Nursing practice in primary care

In many healthcare settings, nurses are often the first point of contact for patients, making their role in the acceptance of primary HPV screening and vaccination equally important. Unlike oncology nurses, who may specialize in cancer care, nurses in primary care frequently interact with a broader population, including individuals who may not be aware of the latest screening guidelines (Lin et al., 2022). As the cancer continuum increasingly overlaps with primary care, it is essential for nurses to be able to communicate the importance of regular screenings and vaccinations in a culturally sensitive and accessible manner in order to help increase participation rates in these preventative programs (Suk et al., 2022). As well, nurses can help mitigate confusion surrounding new screening recommendations, such as the shift from Pap tests to primary HPV testing, by providing consistent and accurate information during routine care visits (Zelli et al., 2022). Their involvement is critical in ensuring that patients receive timely and appropriate preventive care, especially in regions where specialty training is lacking and general nurses are the primary providers of cervical cancer screening. For example, education provided by nurses may not only improve vaccine uptake, but may also reduce unnecessary testing by providers who may continue to reference outdated guidelines while reducing the frequency of these requests from concerned patients (Lin et al., 2022).

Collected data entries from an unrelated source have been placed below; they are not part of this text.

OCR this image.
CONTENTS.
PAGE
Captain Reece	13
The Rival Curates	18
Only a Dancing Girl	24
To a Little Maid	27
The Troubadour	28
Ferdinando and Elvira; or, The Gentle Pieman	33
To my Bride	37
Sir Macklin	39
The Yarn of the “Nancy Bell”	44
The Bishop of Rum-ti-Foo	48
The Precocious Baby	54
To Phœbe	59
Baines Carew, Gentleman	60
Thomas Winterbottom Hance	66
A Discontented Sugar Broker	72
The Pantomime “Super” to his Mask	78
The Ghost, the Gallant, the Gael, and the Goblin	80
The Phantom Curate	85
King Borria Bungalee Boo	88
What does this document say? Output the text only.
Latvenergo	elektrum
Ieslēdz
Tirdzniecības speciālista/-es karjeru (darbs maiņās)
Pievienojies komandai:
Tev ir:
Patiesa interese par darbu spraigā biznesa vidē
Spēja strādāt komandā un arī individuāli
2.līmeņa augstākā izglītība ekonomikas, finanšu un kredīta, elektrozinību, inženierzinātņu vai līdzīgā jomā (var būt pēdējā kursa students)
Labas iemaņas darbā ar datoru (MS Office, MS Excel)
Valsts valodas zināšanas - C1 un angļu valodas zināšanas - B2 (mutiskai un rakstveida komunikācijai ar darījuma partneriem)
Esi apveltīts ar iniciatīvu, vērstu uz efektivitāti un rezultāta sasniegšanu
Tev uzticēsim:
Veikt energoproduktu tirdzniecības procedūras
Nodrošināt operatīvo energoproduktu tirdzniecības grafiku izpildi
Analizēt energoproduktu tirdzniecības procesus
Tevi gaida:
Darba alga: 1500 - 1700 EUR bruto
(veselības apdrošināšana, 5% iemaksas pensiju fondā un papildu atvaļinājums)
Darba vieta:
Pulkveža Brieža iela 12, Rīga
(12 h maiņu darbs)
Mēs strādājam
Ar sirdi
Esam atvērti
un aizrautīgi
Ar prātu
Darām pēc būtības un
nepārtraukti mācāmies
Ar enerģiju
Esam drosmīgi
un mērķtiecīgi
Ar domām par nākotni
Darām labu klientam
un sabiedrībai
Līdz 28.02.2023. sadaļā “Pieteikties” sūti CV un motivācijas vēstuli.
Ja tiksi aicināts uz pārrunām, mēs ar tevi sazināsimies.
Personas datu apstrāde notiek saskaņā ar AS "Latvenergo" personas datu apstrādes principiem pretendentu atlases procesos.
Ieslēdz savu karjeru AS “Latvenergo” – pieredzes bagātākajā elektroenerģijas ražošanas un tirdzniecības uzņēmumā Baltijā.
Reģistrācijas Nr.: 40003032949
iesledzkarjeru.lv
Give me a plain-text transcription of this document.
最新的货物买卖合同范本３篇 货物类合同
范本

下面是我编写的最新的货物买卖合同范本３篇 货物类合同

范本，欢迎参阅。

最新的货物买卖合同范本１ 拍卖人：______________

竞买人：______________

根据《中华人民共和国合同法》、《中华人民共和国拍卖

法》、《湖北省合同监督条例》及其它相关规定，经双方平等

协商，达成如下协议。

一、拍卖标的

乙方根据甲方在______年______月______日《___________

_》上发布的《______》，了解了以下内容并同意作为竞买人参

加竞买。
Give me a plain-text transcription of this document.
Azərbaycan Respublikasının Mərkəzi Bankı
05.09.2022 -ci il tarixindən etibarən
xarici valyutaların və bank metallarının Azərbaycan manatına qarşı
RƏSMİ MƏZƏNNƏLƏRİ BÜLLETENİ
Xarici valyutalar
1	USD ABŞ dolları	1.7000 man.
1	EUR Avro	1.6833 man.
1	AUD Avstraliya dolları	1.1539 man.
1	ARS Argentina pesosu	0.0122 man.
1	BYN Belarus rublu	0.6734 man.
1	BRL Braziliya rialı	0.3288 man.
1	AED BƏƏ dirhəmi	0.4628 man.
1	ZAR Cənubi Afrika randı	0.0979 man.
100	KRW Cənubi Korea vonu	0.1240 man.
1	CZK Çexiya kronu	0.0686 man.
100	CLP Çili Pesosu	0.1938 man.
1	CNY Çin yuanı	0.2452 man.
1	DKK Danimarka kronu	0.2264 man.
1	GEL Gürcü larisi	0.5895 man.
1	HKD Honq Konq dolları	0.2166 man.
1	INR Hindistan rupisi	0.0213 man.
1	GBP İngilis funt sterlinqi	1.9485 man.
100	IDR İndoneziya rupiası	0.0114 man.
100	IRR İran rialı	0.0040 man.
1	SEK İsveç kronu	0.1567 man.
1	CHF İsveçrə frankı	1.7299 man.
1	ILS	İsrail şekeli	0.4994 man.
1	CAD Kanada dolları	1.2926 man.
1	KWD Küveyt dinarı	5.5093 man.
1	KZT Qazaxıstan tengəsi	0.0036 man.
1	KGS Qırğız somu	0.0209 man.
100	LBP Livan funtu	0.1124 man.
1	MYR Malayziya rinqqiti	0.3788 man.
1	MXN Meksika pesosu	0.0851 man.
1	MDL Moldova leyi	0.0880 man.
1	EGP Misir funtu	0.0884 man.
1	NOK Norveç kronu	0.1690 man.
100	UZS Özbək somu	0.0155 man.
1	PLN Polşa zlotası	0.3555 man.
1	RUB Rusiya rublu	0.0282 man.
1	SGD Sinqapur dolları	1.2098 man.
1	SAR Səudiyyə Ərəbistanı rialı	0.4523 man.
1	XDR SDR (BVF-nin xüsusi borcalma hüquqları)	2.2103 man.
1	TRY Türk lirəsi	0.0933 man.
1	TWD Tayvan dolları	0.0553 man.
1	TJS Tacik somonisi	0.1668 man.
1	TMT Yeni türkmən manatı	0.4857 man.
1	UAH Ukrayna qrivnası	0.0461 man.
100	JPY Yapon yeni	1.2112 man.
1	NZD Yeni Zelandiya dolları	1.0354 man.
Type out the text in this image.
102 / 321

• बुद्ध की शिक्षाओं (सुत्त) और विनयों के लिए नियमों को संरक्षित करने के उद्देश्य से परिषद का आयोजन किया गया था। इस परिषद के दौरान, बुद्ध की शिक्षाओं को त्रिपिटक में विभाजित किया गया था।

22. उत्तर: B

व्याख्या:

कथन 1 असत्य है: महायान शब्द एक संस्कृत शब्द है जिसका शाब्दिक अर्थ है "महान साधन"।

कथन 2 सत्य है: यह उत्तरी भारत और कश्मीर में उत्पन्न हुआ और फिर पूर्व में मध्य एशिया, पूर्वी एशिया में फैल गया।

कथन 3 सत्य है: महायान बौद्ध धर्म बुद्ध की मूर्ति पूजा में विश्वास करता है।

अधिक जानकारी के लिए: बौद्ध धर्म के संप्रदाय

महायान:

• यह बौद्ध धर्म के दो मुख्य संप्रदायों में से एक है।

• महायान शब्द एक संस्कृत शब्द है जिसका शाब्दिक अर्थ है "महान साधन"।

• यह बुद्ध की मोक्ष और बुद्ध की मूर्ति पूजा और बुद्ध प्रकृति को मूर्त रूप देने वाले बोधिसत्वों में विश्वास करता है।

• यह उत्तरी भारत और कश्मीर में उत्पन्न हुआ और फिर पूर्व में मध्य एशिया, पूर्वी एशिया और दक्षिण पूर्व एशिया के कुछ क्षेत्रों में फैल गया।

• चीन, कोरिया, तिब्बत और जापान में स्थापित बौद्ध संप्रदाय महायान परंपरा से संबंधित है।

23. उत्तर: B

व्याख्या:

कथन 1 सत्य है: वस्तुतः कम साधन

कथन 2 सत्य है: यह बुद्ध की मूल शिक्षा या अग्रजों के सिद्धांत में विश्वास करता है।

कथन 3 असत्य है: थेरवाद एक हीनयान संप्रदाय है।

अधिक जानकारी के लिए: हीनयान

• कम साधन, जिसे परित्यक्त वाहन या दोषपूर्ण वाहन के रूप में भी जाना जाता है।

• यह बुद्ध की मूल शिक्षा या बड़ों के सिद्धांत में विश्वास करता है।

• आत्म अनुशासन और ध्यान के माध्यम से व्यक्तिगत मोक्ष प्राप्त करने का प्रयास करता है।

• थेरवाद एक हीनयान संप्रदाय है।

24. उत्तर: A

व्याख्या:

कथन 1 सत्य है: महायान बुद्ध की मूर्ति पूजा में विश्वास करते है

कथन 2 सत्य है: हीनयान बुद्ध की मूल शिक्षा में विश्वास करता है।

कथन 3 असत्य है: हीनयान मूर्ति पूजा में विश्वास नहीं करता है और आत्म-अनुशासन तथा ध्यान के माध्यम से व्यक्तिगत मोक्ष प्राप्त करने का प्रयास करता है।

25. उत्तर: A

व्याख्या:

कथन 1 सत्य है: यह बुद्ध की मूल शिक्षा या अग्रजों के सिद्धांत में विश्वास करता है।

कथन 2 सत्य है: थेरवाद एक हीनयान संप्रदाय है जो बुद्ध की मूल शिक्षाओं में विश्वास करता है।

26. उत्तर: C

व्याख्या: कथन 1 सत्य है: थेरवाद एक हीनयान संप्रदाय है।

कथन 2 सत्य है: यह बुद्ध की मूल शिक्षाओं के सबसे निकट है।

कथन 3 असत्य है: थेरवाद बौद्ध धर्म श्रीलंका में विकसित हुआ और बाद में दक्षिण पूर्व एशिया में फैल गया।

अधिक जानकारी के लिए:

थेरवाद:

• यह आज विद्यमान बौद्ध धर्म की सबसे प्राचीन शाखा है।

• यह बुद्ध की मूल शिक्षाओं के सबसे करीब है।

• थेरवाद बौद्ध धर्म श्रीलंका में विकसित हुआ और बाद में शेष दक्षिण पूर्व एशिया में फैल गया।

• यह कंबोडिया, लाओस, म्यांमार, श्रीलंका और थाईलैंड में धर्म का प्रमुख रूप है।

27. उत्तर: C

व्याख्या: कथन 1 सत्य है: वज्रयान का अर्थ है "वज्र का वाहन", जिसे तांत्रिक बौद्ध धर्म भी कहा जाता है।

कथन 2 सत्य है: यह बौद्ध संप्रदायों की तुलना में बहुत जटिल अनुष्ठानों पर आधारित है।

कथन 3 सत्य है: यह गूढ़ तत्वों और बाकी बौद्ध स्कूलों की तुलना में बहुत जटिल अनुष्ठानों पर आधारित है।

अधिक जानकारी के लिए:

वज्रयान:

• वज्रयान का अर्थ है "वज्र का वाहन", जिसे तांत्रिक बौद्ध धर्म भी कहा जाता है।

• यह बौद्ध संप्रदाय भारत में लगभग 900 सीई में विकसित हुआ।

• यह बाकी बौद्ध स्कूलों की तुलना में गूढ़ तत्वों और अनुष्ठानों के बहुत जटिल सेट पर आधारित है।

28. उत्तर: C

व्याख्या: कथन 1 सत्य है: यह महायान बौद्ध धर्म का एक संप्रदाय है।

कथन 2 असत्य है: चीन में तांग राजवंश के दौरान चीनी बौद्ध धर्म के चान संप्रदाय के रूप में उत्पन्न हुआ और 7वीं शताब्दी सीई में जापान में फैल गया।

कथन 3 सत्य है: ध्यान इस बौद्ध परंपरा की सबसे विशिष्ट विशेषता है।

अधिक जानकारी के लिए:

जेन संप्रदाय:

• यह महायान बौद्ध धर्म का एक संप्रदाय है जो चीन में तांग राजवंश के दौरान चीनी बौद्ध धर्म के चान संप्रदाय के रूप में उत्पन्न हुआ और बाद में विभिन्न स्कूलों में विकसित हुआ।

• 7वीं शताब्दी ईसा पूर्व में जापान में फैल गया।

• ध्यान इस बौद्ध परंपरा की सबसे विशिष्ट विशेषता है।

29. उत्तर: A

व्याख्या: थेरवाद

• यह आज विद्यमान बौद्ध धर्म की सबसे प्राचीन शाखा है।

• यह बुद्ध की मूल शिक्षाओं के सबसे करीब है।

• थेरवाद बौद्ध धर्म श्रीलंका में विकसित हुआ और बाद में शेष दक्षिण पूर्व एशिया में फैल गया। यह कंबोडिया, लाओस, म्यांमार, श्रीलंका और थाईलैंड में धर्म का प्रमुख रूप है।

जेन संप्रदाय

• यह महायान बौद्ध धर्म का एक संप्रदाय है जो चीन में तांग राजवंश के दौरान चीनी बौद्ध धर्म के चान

Other healthcare practitioners’ role in promoting HPV screening and vaccination

Beyond nurses, other healthcare practitioners, including primary care physicians, midwives, and public health workers, also play a significant role in the acceptance of primary HPV screening and vaccination. Their endorsement of these practices is often a decisive factor in whether patients choose to participate in screening and vaccination programs (Thomas, 2016). Studies have shown that there can be a gap in knowledge and confidence among these providers regarding the latest guidelines, particularly in relation to self-sampling and extended screening intervals (Zelli et al., 2022). To address this, ongoing education and training are essential, ensuring that all healthcare providers are equipped with the most current information and are able to communicate the benefits of primary HPV testing and vaccination effectively to their patients (Delpero & Selk, 2022). By fostering a collaborative approach to education and advocacy, healthcare practitioners across disciplines can work together to enhance the uptake of these preventive measures, ultimately reducing the incidence of cervical cancer.

CONCLUSION

To prevent cervical cancer globally, oncology nurses and healthcare providers are presented with a unique role in educating eligible individuals and healthcare providers on the transition from cytological (Pap) testing to primary HPV testing and the need for HPV vaccination uptake strategies. With wide-scale changes and major advances in cervical cancer screening, primary HPV testing will be valuable in identifying those at the highest risk for HPV. Further, HPV self-testing can support increased accessibility to screening for harder to reach communities. Additionally, in a post-pandemic world, HPV immunization, with the inclusion of males in vaccination programs, and the implementation of HPV “catch-up” vaccination clinics will be important components of cancer prevention and the elimination of the most prevalent oncogenic strains of HPV. By addressing gaps in cervical cancer prevention highlighted by the COVID-19 pandemic, oncology nurses should continue to promote the acceptance of screening, the use of optimal testing measures, and the vaccination of missed cohorts and future generations.